Trois ans après Kingdom Hearts II, les petits Européens que nous sommes commencions à désespérer de ne plus pouvoir rencontrer de nouveaux Sans-cœur, malgré toutes les promesses naissantes des prochains opus de la deuxième série phare de Square Enix. Fébrilement, les fans regardaient alors une énième fois les cinématiques qui récompensaient magistralement un achèvement complet du second opus. Aujourd'hui, alors que la réponse à The Keyblade War vient de débarquer chez nous avec l'excellent Birth by Sleep sur PSP, il semble indispensable de s'atteler à Kingdom Hearts 358/2 Days, pour enfin donner un sens à cette obscure vidéo où deux encapuchonnés dévalaient à la verticale des immeubles, keyblades à la main. Voici notre avis sur cet épisode hors-série réservé aux fans.
La suite de la génèse
Soyez rassurés, vous n'avez pas manqué les 357 autres épisodes entre Kingdom Hearts II et celui-ci. La complexité de l'œuvre Kingdom Hearts, qui n'avait pour postulat de départ qu'un crossover inattendu entre les personnages de Final Fantasy et ceux de Disney, n'a fait que s'enrichir au fil des années et des épisodes, qu'ils aient été opus principaux sur la console de Sony ou bien annexes remarquables sur GameBoy Advance et téléphone mobile. Kingdom Hearts 358/2 Days s'inscrirait plutôt dans la liste des épisodes annexes, aucunement obligatoire pour comprendre la série originelle, mais intéressant pour avoir des précisions sur certains faits principaux et créer un univers riche et cohérent.
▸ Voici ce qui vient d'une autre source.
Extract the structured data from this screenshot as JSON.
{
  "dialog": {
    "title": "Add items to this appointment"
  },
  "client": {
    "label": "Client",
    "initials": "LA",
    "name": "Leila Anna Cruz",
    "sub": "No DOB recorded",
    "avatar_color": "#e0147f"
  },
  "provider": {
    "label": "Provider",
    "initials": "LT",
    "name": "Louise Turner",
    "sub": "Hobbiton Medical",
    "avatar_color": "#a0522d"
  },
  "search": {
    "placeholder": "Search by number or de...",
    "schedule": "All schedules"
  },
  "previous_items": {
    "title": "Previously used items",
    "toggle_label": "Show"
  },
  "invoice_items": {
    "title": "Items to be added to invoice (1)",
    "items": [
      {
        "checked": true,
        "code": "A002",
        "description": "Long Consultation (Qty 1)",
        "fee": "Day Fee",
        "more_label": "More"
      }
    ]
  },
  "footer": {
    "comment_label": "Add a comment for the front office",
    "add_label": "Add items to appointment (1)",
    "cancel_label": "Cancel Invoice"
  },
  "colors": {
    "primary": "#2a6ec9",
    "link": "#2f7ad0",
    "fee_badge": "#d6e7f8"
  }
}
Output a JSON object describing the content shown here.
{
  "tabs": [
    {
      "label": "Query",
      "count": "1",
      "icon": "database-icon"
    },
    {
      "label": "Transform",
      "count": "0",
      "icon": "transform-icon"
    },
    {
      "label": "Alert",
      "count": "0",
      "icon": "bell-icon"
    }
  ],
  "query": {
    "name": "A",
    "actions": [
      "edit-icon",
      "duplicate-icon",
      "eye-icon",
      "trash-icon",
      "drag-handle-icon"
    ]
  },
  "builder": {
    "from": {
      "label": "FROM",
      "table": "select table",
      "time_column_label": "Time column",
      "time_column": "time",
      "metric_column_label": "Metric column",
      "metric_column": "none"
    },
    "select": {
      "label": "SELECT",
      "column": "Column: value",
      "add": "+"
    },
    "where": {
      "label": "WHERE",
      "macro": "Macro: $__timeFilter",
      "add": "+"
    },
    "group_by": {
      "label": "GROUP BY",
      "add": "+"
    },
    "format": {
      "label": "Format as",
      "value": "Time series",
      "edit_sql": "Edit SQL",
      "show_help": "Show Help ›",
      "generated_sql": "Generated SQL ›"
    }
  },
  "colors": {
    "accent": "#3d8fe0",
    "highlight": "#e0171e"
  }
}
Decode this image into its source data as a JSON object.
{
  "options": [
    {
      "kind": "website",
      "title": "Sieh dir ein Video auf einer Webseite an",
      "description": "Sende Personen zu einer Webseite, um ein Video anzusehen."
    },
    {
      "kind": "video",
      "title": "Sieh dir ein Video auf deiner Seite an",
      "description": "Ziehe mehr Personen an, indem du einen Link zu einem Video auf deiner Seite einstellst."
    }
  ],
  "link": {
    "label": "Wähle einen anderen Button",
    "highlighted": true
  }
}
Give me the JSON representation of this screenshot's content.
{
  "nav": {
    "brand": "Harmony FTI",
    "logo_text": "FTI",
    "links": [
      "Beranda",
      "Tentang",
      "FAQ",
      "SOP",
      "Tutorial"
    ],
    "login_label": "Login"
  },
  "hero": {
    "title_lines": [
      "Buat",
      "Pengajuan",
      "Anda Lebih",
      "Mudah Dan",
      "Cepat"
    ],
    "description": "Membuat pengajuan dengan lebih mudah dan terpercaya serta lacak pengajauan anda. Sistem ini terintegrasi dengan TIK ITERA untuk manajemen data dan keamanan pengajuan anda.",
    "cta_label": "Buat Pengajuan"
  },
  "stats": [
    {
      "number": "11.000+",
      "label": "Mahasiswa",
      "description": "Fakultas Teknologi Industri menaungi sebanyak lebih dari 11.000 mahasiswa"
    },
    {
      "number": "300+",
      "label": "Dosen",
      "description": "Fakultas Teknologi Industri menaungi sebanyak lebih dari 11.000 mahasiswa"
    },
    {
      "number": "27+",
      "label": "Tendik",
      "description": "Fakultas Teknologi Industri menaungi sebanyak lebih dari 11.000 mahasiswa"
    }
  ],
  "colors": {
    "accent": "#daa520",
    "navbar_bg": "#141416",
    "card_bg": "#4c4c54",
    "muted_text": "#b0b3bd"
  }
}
Mais ce qui est un atout pour les fans peut aussi être un obstacle pour les non initiés. Dès le commencement du jeu, et de par un habile bon en arrière dans le temps, nous découvrons donc Roxas, le simili de Sora, en proie à son amnésie et à un questionnement sur le monde qui l'entoure, sur lui-même et ses relations avec les autres membres de l'Organisation XIII. Et même si cet épisode peut-être joué sans une connaissance parfaite de l'univers Kingdom Hearts, le joueur lambda est rapidement catapulté dans un univers dont les tenants et les aboutissants ne lui seront pas expliqués clairement. Les divers protagonistes rencontrés sont également amplement survolés pour se focaliser sur Roxas, Axel et Xion, troisième membre de l'éternel trio de héros made in Kingdom Hearts et quatorzième membre de l'Organisation XIII. Le jeu prend donc le temps d'installer l'histoire, narrée au jour-le-jour par Roxas qui découvre en même temps que le joueur le quotidien de cette mystérieuse confrérie qui cherche à tout prix à rassembler un maximum de cœurs. Les premiers temps de jeu sont ultra-dirigistes : un tutorial sur les missions à accomplir, les armes, les récompenses, l'évolution, les lieux, les combats... L'idée est classique, efficace, mais en pratique, trop longue pour ne pas lasser tant les aides de jeu apparaissent encore et encore au fur et à mesure que les heures de jeu s'égrènent.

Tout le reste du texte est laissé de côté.